Super Smash Bros. Brawl was waiting for me when I got home on Sunday thanks to a years-old, barely-remembered gift card from my mom (thanks, mom!). Wanna play? My friend number is 0645-5578-9044.
In other Wii news, it looks like the homebrew scene is heating up a bit. First, there was this:
At the CCC these guys presented a significant advance. The Wii can emulate the Gamecube console that preceded it. And software tools for running homebrew applications on the Gamecube are, as you might expect, better developed than those for the Wii. Those tools can run on the Wii, but only in Gamecube mode, which locks programs out of the console’s enticing new features — things like Wiimote control and network connectivity. These guys found a way to scan the device’s ordinarily-protected memory space from Gamecube mode and plucked some encryption keys from it. Using those keys they can create discs that the Wii thinks are Wii games, which consequently have complete access to the console’s hardware resources. Neat, huh?
But more immediately relevant to home users is the so-called “Twilight Hack”, which debuted in February. The Zelda game for the Wii is called The Twilight Princess and it contains that perennial favorite, a buffer overflow vulnerability.
Think of it like this: a computer’s memory is filled with a very long list of things it has to do, and it proceeds through these steps in order. Some of these instructions tell it to jump to other places in the list, some of them tell it to manipulate different parts of the list, and some of them tell it to run comparisons on the list and do different things depending on the result. In simple systems the memory is allocated as needed, which can result in a chunk of data like an image sitting next to a chunk of code that will actually be fed to the processor. As you might imagine, maintaining the boundaries between these regions is important.
But it’s easy to screw up and forget to do it when loading a file’s contents into memory, particularly on a platform like a console. Hey, why bother checking, say, a save game? If it’s only your code that’s writing the file, and it checks the content’s length when it writes it, why check again when you read it? You trust your file-writing code, and where the hell else are save files going to be coming from?
The answer, of course, is hackers. In this case they took a save file and discovered that when it’s loaded there’s no check on the length of the text string that names Link’s horse. So you write a super-long string and when it’s loaded into memory it not only writes into the memory set aside for the horse name, but also into the memory after it. You fill that up with what’s called a no-op sled — a long list of instructions saying “no operation; do nothing, go to the next step”, at the end of which you put some code that gives you control of the system in one way or another. When, during the normal execution of the game, the processor reads a legitimate instruction telling it to jump somewhere into that no-op-filled region and start executing instructions it will slide allllll the way down the sled and then run your system-pwning code. The sled lets you avoid needing to know precisely where the processor is going to begin reading, improving your odds of getting your code executed.
This, incidentally, is also the technique used to “softmod” an Xbox. There are three different Xbox games that don’t properly check their savegames. That’s an easy point of entry for a file with a custom payload. The game will have already passed all the security checks built into the system, meaning that any code you can introduce into memory will be treated as part of the game itself — and frequently this will be enough to let you tear down any lingering security for good.
Initially the Twilight Hack required a special (though commercially available) Gamecube SD card adapter, but it’s now been improved to the point where you can use the Wii’s built-in SD reader, allowing user-created code to be booted from the card slot in the console’s front:
So far it looks like Linux, emulators and a homebrew version of Tetris are available. That’s pretty much par for the course when a new system is opened up: those first two are huge piles of useful code that are freely available, requiring work to adapt but not any original design. Small games like Tetris are also pretty common, serving as necessary learning exercises for probing how the console’s various hardware functions operate.

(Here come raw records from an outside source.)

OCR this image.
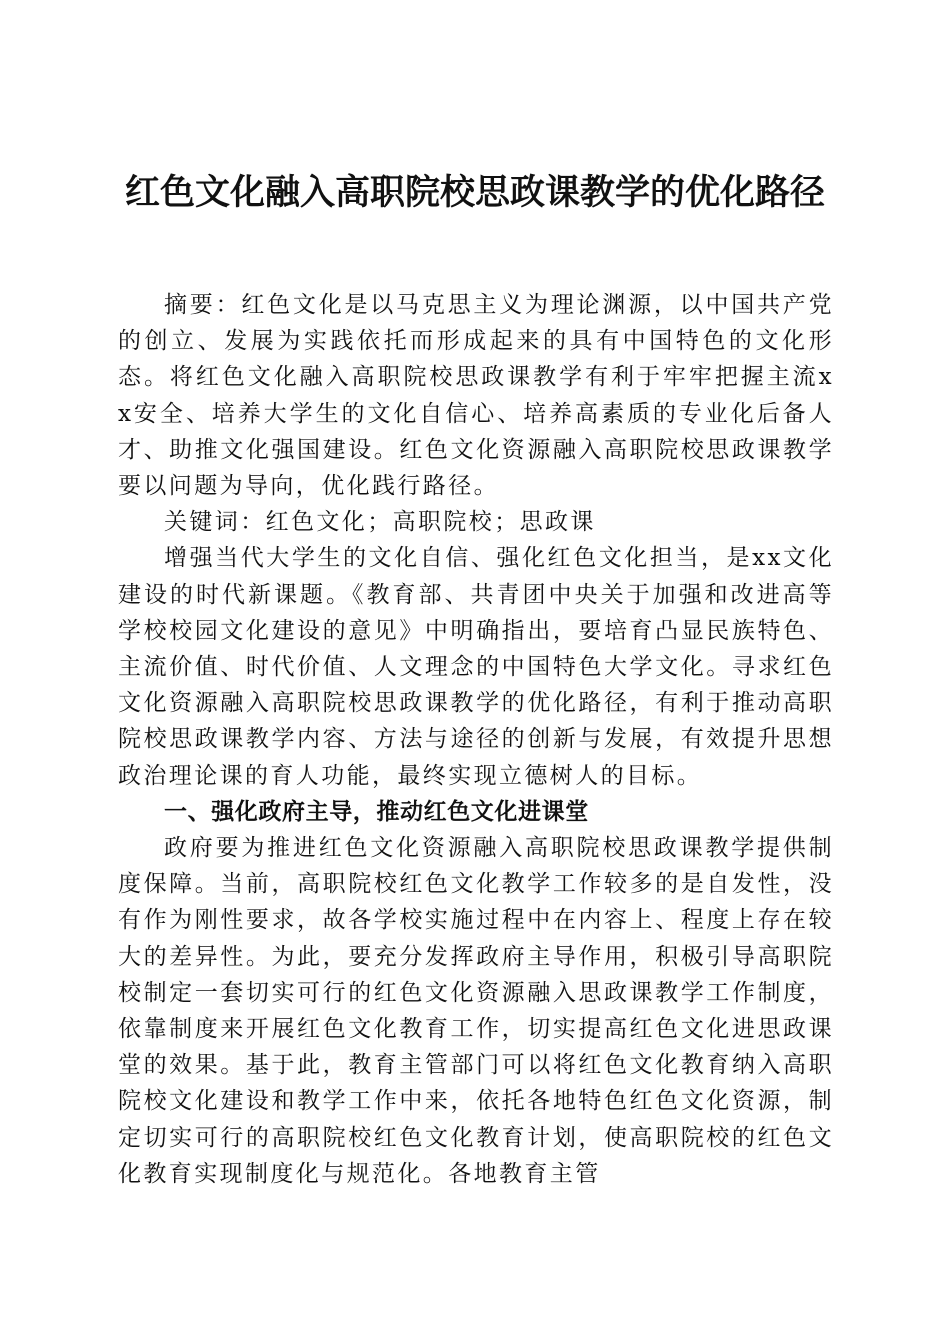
红色文化融入高职院校思政课教学的优化路径

摘要：红色文化是以马克思主义为理论渊源，以中国共产党的创立、发展为实践依托而形成起来的具有中国特色的文化形态。将红色文化融入高职院校思政课教学有利于牢牢把握主流xx安全、培养大学生的文化自信心、培养高素质的专业化后备人才、助推文化强国建设。红色文化资源融入高职院校思政课教学要以问题为导向，优化践行路径。

关键词：红色文化；高职院校；思政课

增强当代大学生的文化自信、强化红色文化担当，是xx文化建设的时代新课题。《教育部、共青团中央关于加强和改进高等学校校园文化建设的意见》中明确指出，要培育凸显民族特色、主流价值、时代价值、人文理念的中国特色大学文化。寻求红色文化资源融入高职院校思政课教学的优化路径，有利于推动高职院校思政课教学内容、方法与途径的创新与发展，有效提升思想政治理论课的育人功能，最终实现立德树人的目标。

一、强化政府主导，推动红色文化进课堂

政府要为推进红色文化资源融入高职院校思政课教学提供制度保障。当前，高职院校红色文化教学工作较多的是自发性，没有作为刚性要求，故各学校实施过程中在内容上、程度上存在较大的差异性。为此，要充分发挥政府主导作用，积极引导高职院校制定一套切实可行的红色文化资源融入思政课教学工作制度，依靠制度来开展红色文化教育工作，切实提高红色文化进思政课堂的效果。基于此，教育主管部门可以将红色文化教育纳入高职院校文化建设和教学工作中来，依托各地特色红色文化资源，制定切实可行的高职院校红色文化教育计划，使高职院校的红色文化教育实现制度化与规范化。各地教育主管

But will there be a proliferation of other software? I’m doubtful. The homebrew scenes for the Dreamcast and Gamecube are cool but haven’t yielded any killer apps. The Xbox scene has been more successful, but largely because of the console’s beefy specs, onboard hard drive and widely-pirated software development kit. If I had to bet I’d say that continued refinement of WiiLinux and the emulators can be expected, and that there may be a few apps showcasing Johnny Lee’s neat Wii demos. Maybe there’ll be an underpowered media player, too, and a few lousy games. But that will be about it.
Except, of course, for one other application: piracy. The binary game dumps are out there, and we can now run arbitrary code. I haven’t looked for a writeup yet, but I can guarantee you that someone out there is using Twilight Princess to load pirated games from their Wii’s SD card slot.